- Author: Yunyan Hong
This RFC makes TiFlash better using minmax indexes for the scenarios that packs contain null values.
Currently, TiFlash does not use the minmax index for packs with Null values. Thus, for scenarios with many Null values on scattered distribution, the filtering effect of the minmax index is quite poor.
Considering that the current TiFlash already can support the minmax index of the Nullable type, this RFC will better use the minmax index on the packs with nullable values to optimize the performance of related scenarios.

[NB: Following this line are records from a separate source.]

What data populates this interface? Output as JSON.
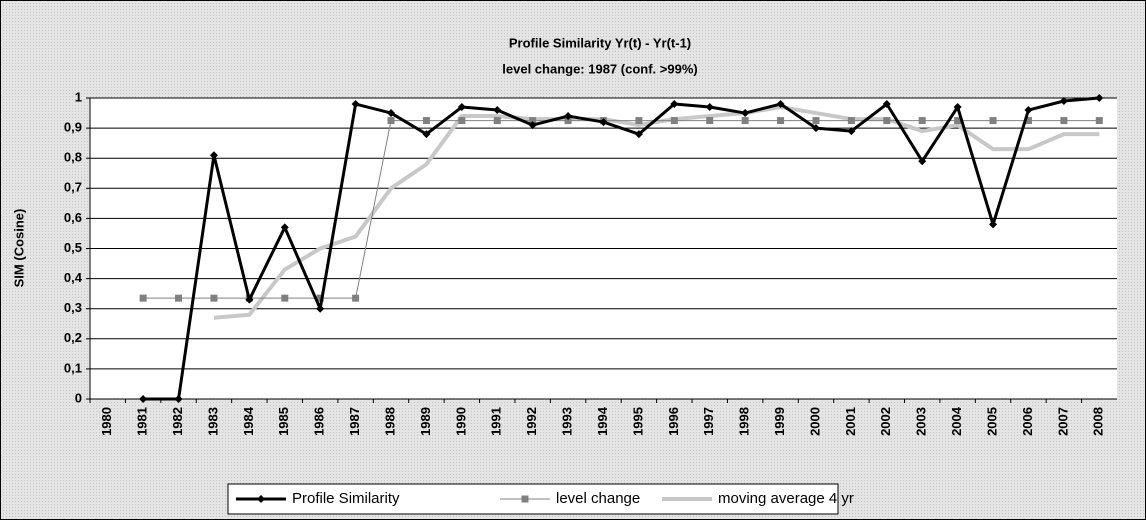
{
  "chart_data": {
    "type": "line",
    "title": "Profile Similarity Yr(t) - Yr(t-1)",
    "subtitle": "level change: 1987 (conf. >99%)",
    "y_label": "SIM (Cosine)",
    "categories": [
      "1980",
      "1981",
      "1982",
      "1983",
      "1984",
      "1985",
      "1986",
      "1987",
      "1988",
      "1989",
      "1990",
      "1991",
      "1992",
      "1993",
      "1994",
      "1995",
      "1996",
      "1997",
      "1998",
      "1999",
      "2000",
      "2001",
      "2002",
      "2003",
      "2004",
      "2005",
      "2006",
      "2007",
      "2008"
    ],
    "series": [
      {
        "name": "Profile Similarity",
        "color": "#000000",
        "marker": "diamond",
        "values": [
          null,
          0,
          0,
          0.81,
          0.33,
          0.57,
          0.3,
          0.98,
          0.95,
          0.88,
          0.97,
          0.96,
          0.91,
          0.94,
          0.92,
          0.88,
          0.98,
          0.97,
          0.95,
          0.98,
          0.9,
          0.89,
          0.98,
          0.79,
          0.97,
          0.58,
          0.96,
          0.99,
          1.0
        ]
      },
      {
        "name": "level change",
        "color": "#808080",
        "marker": "square",
        "values": [
          null,
          0.335,
          0.335,
          0.335,
          0.335,
          0.335,
          0.335,
          0.335,
          0.925,
          0.925,
          0.925,
          0.925,
          0.925,
          0.925,
          0.925,
          0.925,
          0.925,
          0.925,
          0.925,
          0.925,
          0.925,
          0.925,
          0.925,
          0.925,
          0.925,
          0.925,
          0.925,
          0.925,
          0.925
        ]
      },
      {
        "name": "moving average 4 yr",
        "color": "#c8c8c8",
        "marker": "none",
        "values": [
          null,
          null,
          null,
          0.27,
          0.28,
          0.43,
          0.5,
          0.54,
          0.7,
          0.78,
          0.94,
          0.94,
          0.93,
          0.93,
          0.93,
          0.91,
          0.93,
          0.94,
          0.95,
          0.97,
          0.95,
          0.93,
          0.93,
          0.89,
          0.91,
          0.83,
          0.83,
          0.88,
          0.88
        ]
      }
    ],
    "ylim": [
      0,
      1
    ],
    "yticks": [
      {
        "value": 0,
        "label": "0"
      },
      {
        "value": 0.1,
        "label": "0,1"
      },
      {
        "value": 0.2,
        "label": "0,2"
      },
      {
        "value": 0.3,
        "label": "0,3"
      },
      {
        "value": 0.4,
        "label": "0,4"
      },
      {
        "value": 0.5,
        "label": "0,5"
      },
      {
        "value": 0.6,
        "label": "0,6"
      },
      {
        "value": 0.7,
        "label": "0,7"
      },
      {
        "value": 0.8,
        "label": "0,8"
      },
      {
        "value": 0.9,
        "label": "0,9"
      },
      {
        "value": 1,
        "label": "1"
      }
    ],
    "grid": true,
    "legend": "bottom"
  }
}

When we write into a DMFile
, we will establish a minmax index for some columns (including handle column, and the columns whose data type satisfies isInteger()
or isDateorDateTime())
. We call the MinMaxIndex::addPack
on the current column to record whether the pack has null value, whether it has values and the maximum and minimum value in this column.
class MinMaxIndex
{
private:
using HasValueMarkPtr = std::shared_ptr<PaddedPODArray<UInt8>>;
using HasNullMarkPtr = std::shared_ptr<PaddedPODArray<UInt8>>;
HasNullMarkPtr has_null_marks;
HasValueMarkPtr has_value_marks;
MutableColumnPtr minmaxes;
}
As the picture shows, we will call FilterParser::parseDAGQuery
in to parse query statements to generate related filters to push down(it called RSOperator
in codebase).
Before we read a DMFile
, we first load its' minmax index, and confirm whether the data in these packs needs to be read from disk based on the RSOperator
filter. With the filter's calculation(filter->roughCheck
), we will update the use_packs
to instruct DMFile
to read packs and skip packs.
Currently, if one pack contains null value, we will directly consider that the pack needs to be read, without the judgment of RSOperator. Thus it brings a lot of unnecessary reading operations when these packs actually do not have the related data. For all the supported filters, because we don't care whether the filtering result contains null values, the null value will not affect their filtering results, so we consider supporting the filter judgment on packs containing null to reduce unnecessary read operations.
Our existing filter types(RSFilterType
) containes:
And | Equal | Greater | GreaterEqual | In | Less | LessEqual | Like | Not | NotEqual | NotLike | Or
To support minmax index filtering on packs with NULL values, we need to make the following modifications:
-
In the current minmax index generation(https://github.com/pingcap/tiflash/blob/8a6e4d14fd5a58887416fcc97b3988eb98b00bfa/dbms/src/Storages/DeltaMerge/Index/MinMaxIndex.cpp#L40), the null value will be involved in the comparison of the minimum and maximum values. That is, if there is a null value in the current column in the pack, the minimum value of the pack will be the null value (generally, the null value will be written as the default value).
-
Take the picture as an example . The minimum value in this column will be 0 (just null value) but not -4, due to the fifth element being null value.
- When the minimum value is null, it is impossible to know the exact minimum value, making it unable to fully utilize the minmax index. Therefore, we consider modifying the minmax index generation. We exclude the null value from participating in the calculation of min and max values. Then in the same case as above, we can get the minimum value as -4 instread of 0.
2. In the comparison of <,=,>, the null value will not participate in it (that is, the existence of the null value will not affect the filtering result), so we do not need to modify the filtering logic
-
Because the minmax index established in the old version may contain null values (when there are null values in pack), we need to do special processing for the old version minmax indexes.
-
If the min value of the pack in the old version of the data is not null, we can directly use the existing filter judgment logic because it's no difference with the new minmax indexes. While if the min value of the pack is null, we can directly regard that the pack needs to be read (return
RSResult::Some
directly without filtering).
Because our minmax index records whether the column in each pack contains a null value, we can support filtering based on minmax index for the function is null
to better optimize the performance in such query statements.
We can add a new type called IsNull
in RSFilterType
, and support generating an IsNull
filter based on the statement in parseTiExpr
.
As for the is not null
, it will be directly converted to not(is null)
, so there is no need to add a special filter for is not null
type.
Because we ignore the null value in other filters(such as Equal
, Greater
, etc.), IsNull
filter can only do the correct filter when the filter object is a single column(e.g. where a is null
), but not an embedded statement(e.g. where (a < 2) is null
). Therefore, if we want to change the IsNull
filter ability in the future, we need to be quite careful about the calculation of null values in other filters.
Null values are very special, and may lead to some correctness problems. Therefore, to guarantee correctness when applying minmax index on the pack with null values, we need to keep the following requirements:
-
The pushdown filter does not support the logical operation directly works with null. For example, we don't support push-down filtering when the statement like
select * from t1 where a or null
. -
IsNull
filter only supports single column expression, but not for other complex embedding statements. For example, we only support push-down filtering when the statement likeselect * from t1 where a is null
, but not support for statement likeselect * from t1 where (a > 1) is null
.
If we have to break these requirements in the future, we should pay more attention to the complex cases about null values.